Os usos das ideias gramscianas, especialmente nestes últimos dois períodos, revelam uma relação de absorção conflituosa, isto é: ao mesmo tempo em que Cardoso segue incorporando conceitos gramscianos em sua análise, reage mais frontalmente a essas formulações buscando reformá-las sistematicamente. Isso parece se dever à centralidade conferida por Cardoso ao elemento da coerção em sua conceituação da hegemonia, o que permite uma análise homogênea da estabilidade do governo ditatorial − compatível inclusive com o desenvolvimento econômico. No momento seguinte, contudo, em que a crise do regime autoritário recoloca a produção e organização do consenso no centro da análise, a relação de Cardoso com o pensamento de Gramsci se revela mais difícil e refratária.

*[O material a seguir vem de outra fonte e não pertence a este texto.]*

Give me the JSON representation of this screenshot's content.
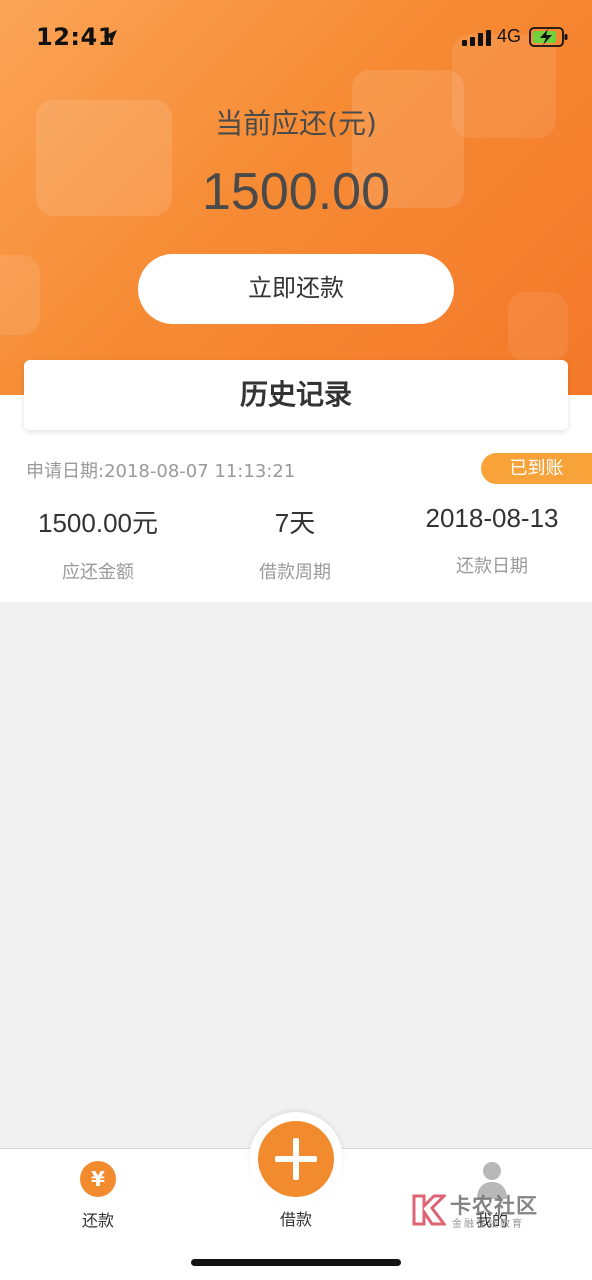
{
  "status_bar": {
    "time": "12:41",
    "network": "4G"
  },
  "header": {
    "due_label": "当前应还(元)",
    "due_amount": "1500.00",
    "pay_button": "立即还款"
  },
  "history": {
    "title": "历史记录",
    "records": [
      {
        "apply_date": "申请日期:2018-08-07 11:13:21",
        "status": "已到账",
        "amount": "1500.00元",
        "amount_label": "应还金额",
        "period": "7天",
        "period_label": "借款周期",
        "repay_date": "2018-08-13",
        "repay_date_label": "还款日期"
      }
    ]
  },
  "tabbar": {
    "left_label": "还款",
    "center_label": "借款",
    "right_label": "我的",
    "yen_symbol": "¥"
  },
  "watermark": {
    "title": "卡农社区",
    "subtitle": "金融在线教育"
  },
  "colors": {
    "accent": "#f28a2e",
    "badge": "#f7a33a"
  },
  "icons": [
    "location-arrow-icon",
    "signal-icon",
    "battery-charging-icon",
    "yen-icon",
    "plus-icon",
    "user-icon"
  ]
}
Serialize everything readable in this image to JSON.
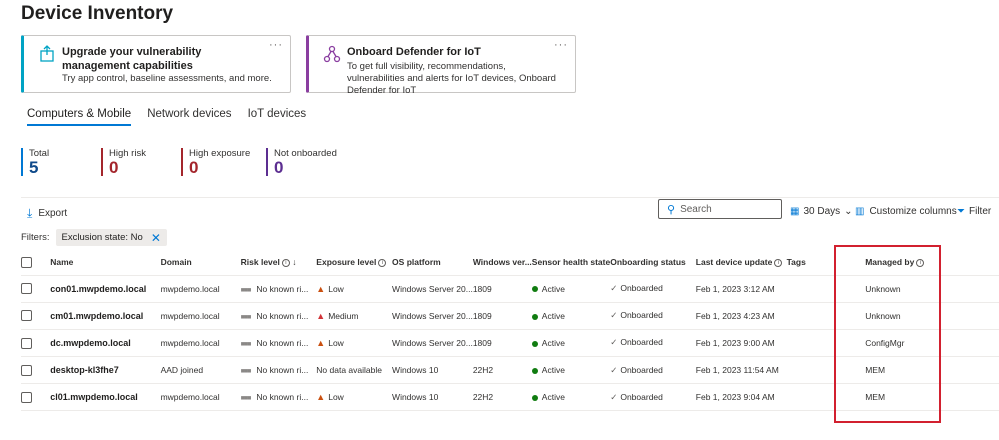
{
  "page": {
    "title": "Device Inventory"
  },
  "cards": [
    {
      "title": "Upgrade your vulnerability management capabilities",
      "description": "Try app control, baseline assessments, and more.",
      "more": "···"
    },
    {
      "title": "Onboard Defender for IoT",
      "description": "To get full visibility, recommendations, vulnerabilities and alerts for IoT devices, Onboard Defender for IoT",
      "more": "···"
    }
  ],
  "tabs": [
    "Computers & Mobile",
    "Network devices",
    "IoT devices"
  ],
  "stats": [
    {
      "label": "Total",
      "value": "5"
    },
    {
      "label": "High risk",
      "value": "0"
    },
    {
      "label": "High exposure",
      "value": "0"
    },
    {
      "label": "Not onboarded",
      "value": "0"
    }
  ],
  "toolbar": {
    "export_label": "Export",
    "search_placeholder": "Search",
    "days_label": "30 Days",
    "customize_label": "Customize columns",
    "filter_label": "Filter"
  },
  "filters": {
    "label": "Filters:",
    "chip": "Exclusion state: No"
  },
  "table": {
    "columns": [
      "Name",
      "Domain",
      "Risk level",
      "Exposure level",
      "OS platform",
      "Windows ver...",
      "Sensor health state",
      "Onboarding status",
      "Last device update",
      "Tags",
      "Managed by"
    ],
    "rows": [
      {
        "name": "con01.mwpdemo.local",
        "domain": "mwpdemo.local",
        "risk": "No known ri...",
        "exposure": "Low",
        "exposure_kind": "low",
        "os": "Windows Server 20...",
        "winver": "1809",
        "sensor": "Active",
        "onboarding": "Onboarded",
        "last_update": "Feb 1, 2023 3:12 AM",
        "tags": "",
        "managed_by": "Unknown"
      },
      {
        "name": "cm01.mwpdemo.local",
        "domain": "mwpdemo.local",
        "risk": "No known ri...",
        "exposure": "Medium",
        "exposure_kind": "med",
        "os": "Windows Server 20...",
        "winver": "1809",
        "sensor": "Active",
        "onboarding": "Onboarded",
        "last_update": "Feb 1, 2023 4:23 AM",
        "tags": "",
        "managed_by": "Unknown"
      },
      {
        "name": "dc.mwpdemo.local",
        "domain": "mwpdemo.local",
        "risk": "No known ri...",
        "exposure": "Low",
        "exposure_kind": "low",
        "os": "Windows Server 20...",
        "winver": "1809",
        "sensor": "Active",
        "onboarding": "Onboarded",
        "last_update": "Feb 1, 2023 9:00 AM",
        "tags": "",
        "managed_by": "ConfigMgr"
      },
      {
        "name": "desktop-kl3fhe7",
        "domain": "AAD joined",
        "risk": "No known ri...",
        "exposure": "No data available",
        "exposure_kind": "none",
        "os": "Windows 10",
        "winver": "22H2",
        "sensor": "Active",
        "onboarding": "Onboarded",
        "last_update": "Feb 1, 2023 11:54 AM",
        "tags": "",
        "managed_by": "MEM"
      },
      {
        "name": "cl01.mwpdemo.local",
        "domain": "mwpdemo.local",
        "risk": "No known ri...",
        "exposure": "Low",
        "exposure_kind": "low",
        "os": "Windows 10",
        "winver": "22H2",
        "sensor": "Active",
        "onboarding": "Onboarded",
        "last_update": "Feb 1, 2023 9:04 AM",
        "tags": "",
        "managed_by": "MEM"
      }
    ]
  },
  "colors": {
    "accent": "#0078d4",
    "risk": "#a4262c",
    "highlight": "#d2202f"
  }
}
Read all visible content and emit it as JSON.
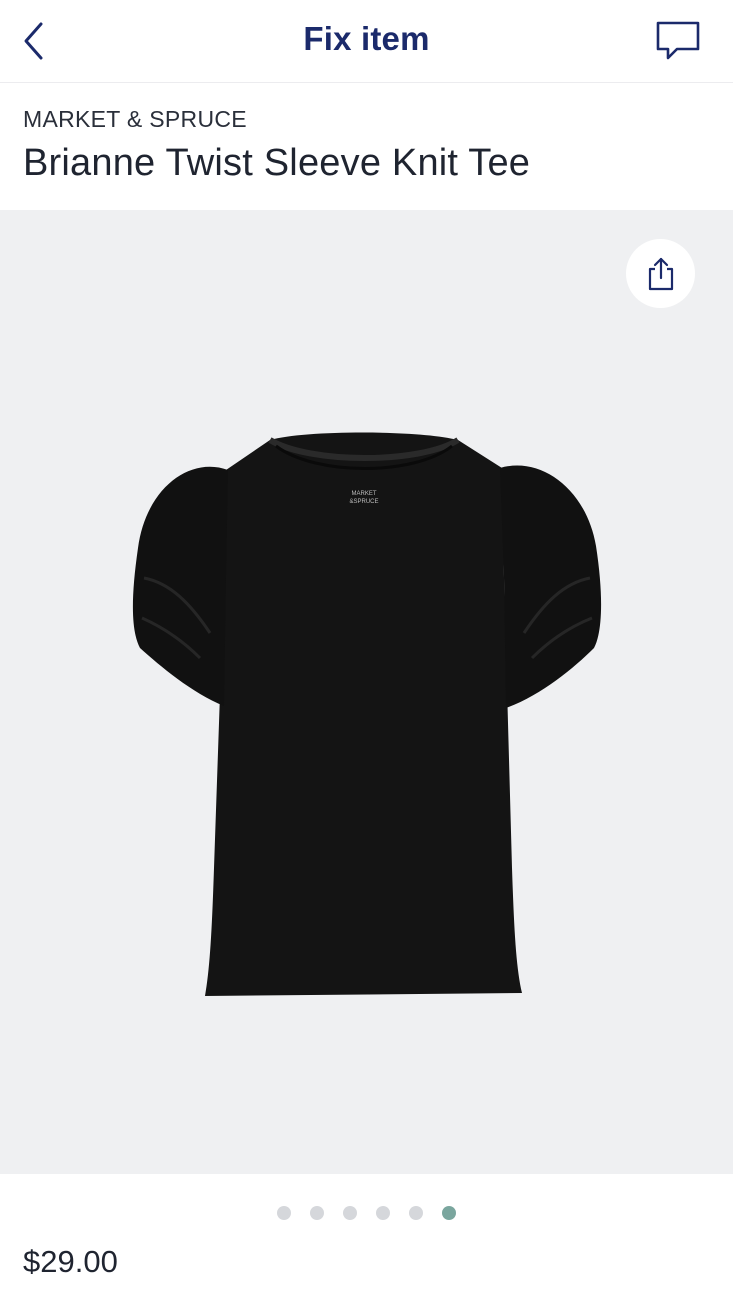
{
  "header": {
    "title": "Fix item",
    "back_icon": "chevron-left-icon",
    "chat_icon": "chat-bubble-icon"
  },
  "product": {
    "brand": "MARKET & SPRUCE",
    "name": "Brianne Twist Sleeve Knit Tee",
    "price": "$29.00",
    "shirt_tag_line1": "MARKET",
    "shirt_tag_line2": "&SPRUCE"
  },
  "gallery": {
    "share_icon": "share-icon",
    "image_count": 6,
    "active_index": 5
  },
  "colors": {
    "title": "#1b2a6b",
    "active_dot": "#7aa69e",
    "inactive_dot": "#d5d7db",
    "gallery_bg": "#eff0f2"
  }
}
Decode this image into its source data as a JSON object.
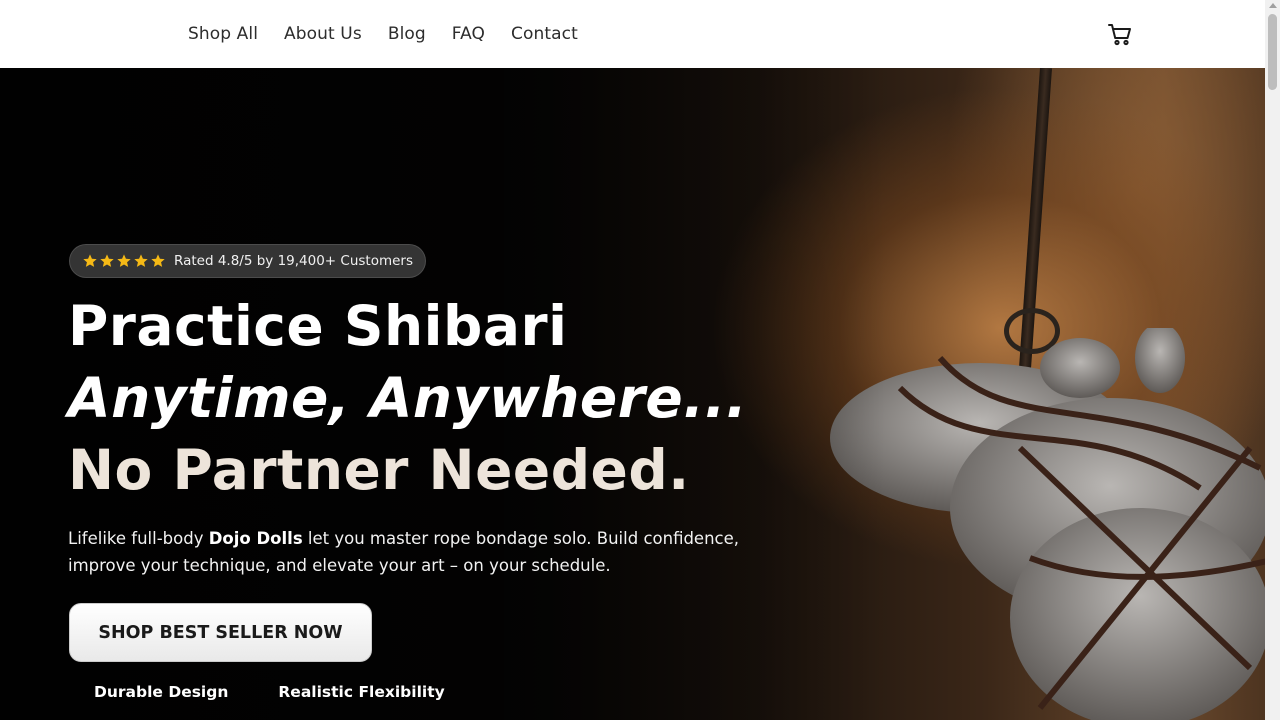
{
  "nav": {
    "items": [
      {
        "label": "Shop All"
      },
      {
        "label": "About Us"
      },
      {
        "label": "Blog"
      },
      {
        "label": "FAQ"
      },
      {
        "label": "Contact"
      }
    ],
    "cart_icon": "cart-icon"
  },
  "hero": {
    "rating": {
      "stars": 5,
      "star_color": "#f5b916",
      "text": "Rated 4.8/5 by 19,400+ Customers"
    },
    "headline_line1": "Practice Shibari",
    "headline_line2": "Anytime, Anywhere...",
    "headline_line3": "No Partner Needed.",
    "subtext_pre": "Lifelike full-body ",
    "subtext_bold": "Dojo Dolls",
    "subtext_post": " let you master rope bondage solo. Build confidence, improve your technique, and elevate your art – on your schedule.",
    "cta_label": "SHOP BEST SELLER NOW",
    "features": [
      "Durable Design",
      "Realistic Flexibility"
    ]
  },
  "colors": {
    "header_bg": "#ffffff",
    "hero_text": "#ffffff",
    "headline_accent": "#ede4da",
    "cta_bg": "#ffffff"
  }
}
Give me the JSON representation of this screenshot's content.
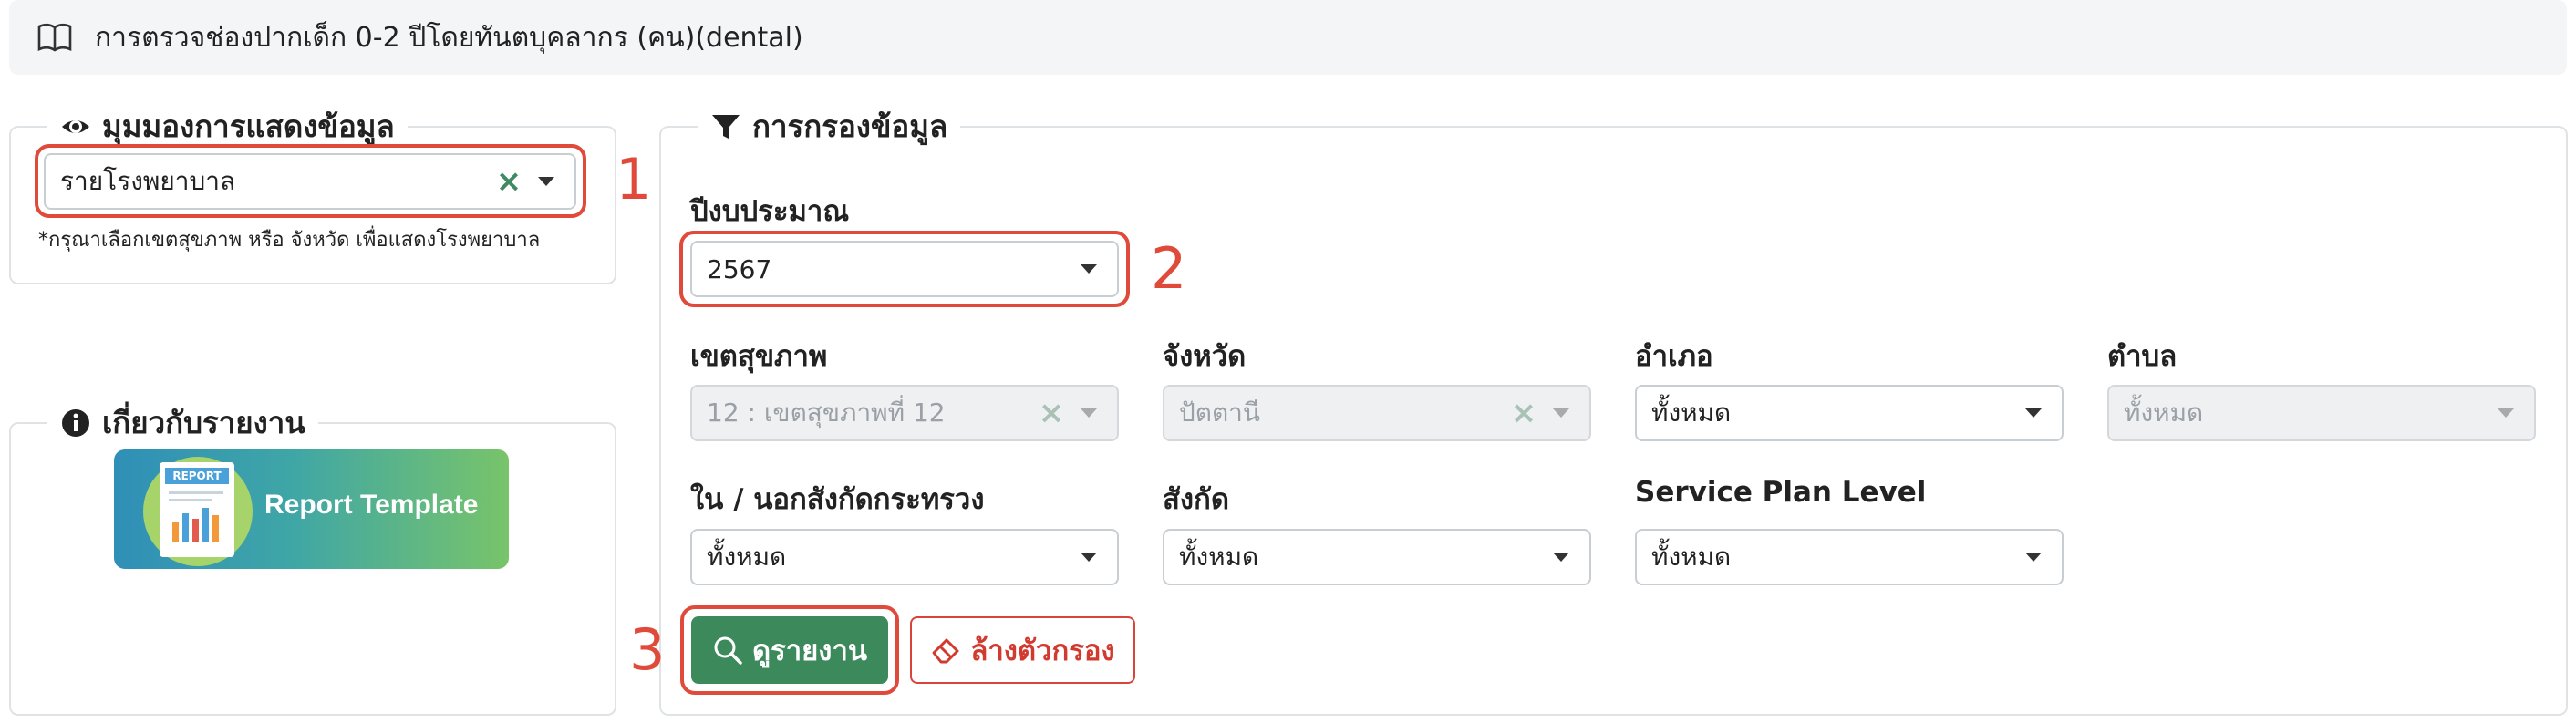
{
  "header": {
    "title": "การตรวจช่องปากเด็ก 0-2 ปีโดยทันตบุคลากร (คน)(dental)"
  },
  "view_panel": {
    "legend": "มุมมองการแสดงข้อมูล",
    "select_value": "รายโรงพยาบาล",
    "note": "*กรุณาเลือกเขตสุขภาพ หรือ จังหวัด เพื่อแสดงโรงพยาบาล"
  },
  "about_panel": {
    "legend": "เกี่ยวกับรายงาน",
    "banner_text": "Report Template",
    "banner_badge": "REPORT"
  },
  "filter_panel": {
    "legend": "การกรองข้อมูล",
    "budget_year": {
      "label": "ปีงบประมาณ",
      "value": "2567"
    },
    "region": {
      "label": "เขตสุขภาพ",
      "value": "12 : เขตสุขภาพที่ 12"
    },
    "province": {
      "label": "จังหวัด",
      "value": "ปัตตานี"
    },
    "district": {
      "label": "อำเภอ",
      "value": "ทั้งหมด"
    },
    "subdistrict": {
      "label": "ตำบล",
      "value": "ทั้งหมด"
    },
    "ministry": {
      "label": "ใน / นอกสังกัดกระทรวง",
      "value": "ทั้งหมด"
    },
    "affiliation": {
      "label": "สังกัด",
      "value": "ทั้งหมด"
    },
    "service_plan": {
      "label": "Service Plan Level",
      "value": "ทั้งหมด"
    },
    "view_button": "ดูรายงาน",
    "clear_button": "ล้างตัวกรอง"
  },
  "annotations": {
    "one": "1",
    "two": "2",
    "three": "3"
  },
  "colors": {
    "accent_green": "#3c8a5b",
    "annotation_red": "#e04a3a",
    "danger_red": "#d23a2f"
  }
}
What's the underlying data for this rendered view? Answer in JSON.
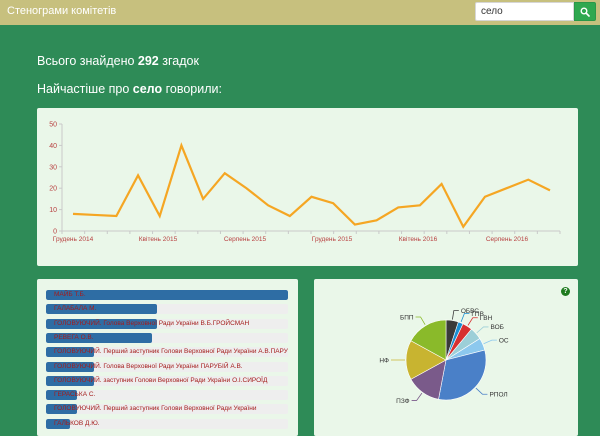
{
  "header": {
    "title": "Стенограми комітетів",
    "search_value": "село"
  },
  "summary": {
    "prefix": "Всього знайдено ",
    "count": "292",
    "suffix": " згадок"
  },
  "mostly": {
    "prefix": "Найчастіше про ",
    "term": "село",
    "suffix": " говорили:"
  },
  "timeline": {
    "color": "#f5a623",
    "chart_data": {
      "type": "line",
      "ylim": [
        0,
        50
      ],
      "yticks": [
        "0",
        "10",
        "20",
        "30",
        "40",
        "50"
      ],
      "xtick_labels": [
        "Грудень 2014",
        "Квітень 2015",
        "Серпень 2015",
        "Грудень 2015",
        "Квітень 2016",
        "Серпень 2016"
      ],
      "values": [
        8,
        7.5,
        7,
        26,
        7,
        40,
        15,
        27,
        20,
        12,
        7,
        16,
        13,
        3,
        5,
        11,
        12,
        22,
        2,
        16,
        20,
        24,
        19
      ]
    }
  },
  "speakers": {
    "items": [
      {
        "label": "МАЙБ Т.Б.",
        "fraction": 1.0
      },
      {
        "label": "ГАЛАБАЛА М.",
        "fraction": 0.46
      },
      {
        "label": "ГОЛОВУЮЧИЙ. Голова Верховної Ради України В.Б.ГРОЙСМАН",
        "fraction": 0.46
      },
      {
        "label": "РЕВЕГА О.В.",
        "fraction": 0.44
      },
      {
        "label": "ГОЛОВУЮЧИЙ. Перший заступник Голови Верховної Ради України А.В.ПАРУБІЙ",
        "fraction": 0.2
      },
      {
        "label": "ГОЛОВУЮЧИЙ. Голова Верховної Ради України ПАРУБІЙ А.В.",
        "fraction": 0.2
      },
      {
        "label": "ГОЛОВУЮЧИЙ. заступник Голови Верховної Ради України О.І.СИРОЇД",
        "fraction": 0.2
      },
      {
        "label": "ГЕРАСЬКА С.",
        "fraction": 0.13
      },
      {
        "label": "ГОЛОВУЮЧИЙ. Перший заступник Голови Верховної Ради України",
        "fraction": 0.13
      },
      {
        "label": "ГАЛЬКОВ Д.Ю.",
        "fraction": 0.1
      }
    ]
  },
  "parties": {
    "help_glyph": "?",
    "chart_data": {
      "type": "pie",
      "slices": [
        {
          "label": "ОБВС",
          "value": 5,
          "color": "#3a3a3a"
        },
        {
          "label": "ГПВ",
          "value": 2,
          "color": "#1a8fd1"
        },
        {
          "label": "ГВН",
          "value": 4,
          "color": "#d73030"
        },
        {
          "label": "ВОБ",
          "value": 5,
          "color": "#9ccfd8"
        },
        {
          "label": "ОС",
          "value": 5,
          "color": "#8cc8ee"
        },
        {
          "label": "РПОЛ",
          "value": 32,
          "color": "#4a80c8"
        },
        {
          "label": "ПЗФ",
          "value": 14,
          "color": "#7a5a8a"
        },
        {
          "label": "НФ",
          "value": 16,
          "color": "#c8b430"
        },
        {
          "label": "БПП",
          "value": 17,
          "color": "#8aba2a"
        }
      ]
    }
  }
}
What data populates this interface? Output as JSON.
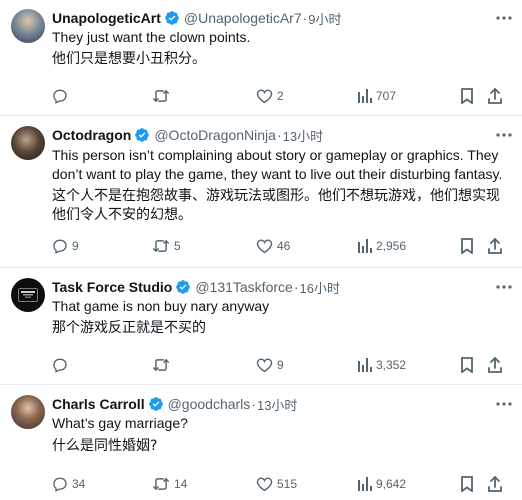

De todo modo, a incorporação criativa do léxico gramsciano compõe peça central no trabalho deste importante pensador e político brasileiro, em sua interpretação específica sobre o comportamento político da burguesia, da formação do Estado no Brasil e da ação dos sujeitos envolvidos tanto na implantação da ditadura como na reconstrução da democracia brasileira. O estudo das refrações gramscianas de Cardoso apresenta-se, por conseguinte, como peça relevante no quebra-cabeça do próprio lugar político no qual esse intelectual tenta se situar nas diversas conjunturas. Os usos de Gramsci por Cardoso são, portanto, parte de uma estratégia de diferenciação político-intelectual ao mesmo tempo em que funcionam como fonte direta (embora nem sempre revelada) de suas teses fundamentais desenvolvidas ao longo de duas décadas.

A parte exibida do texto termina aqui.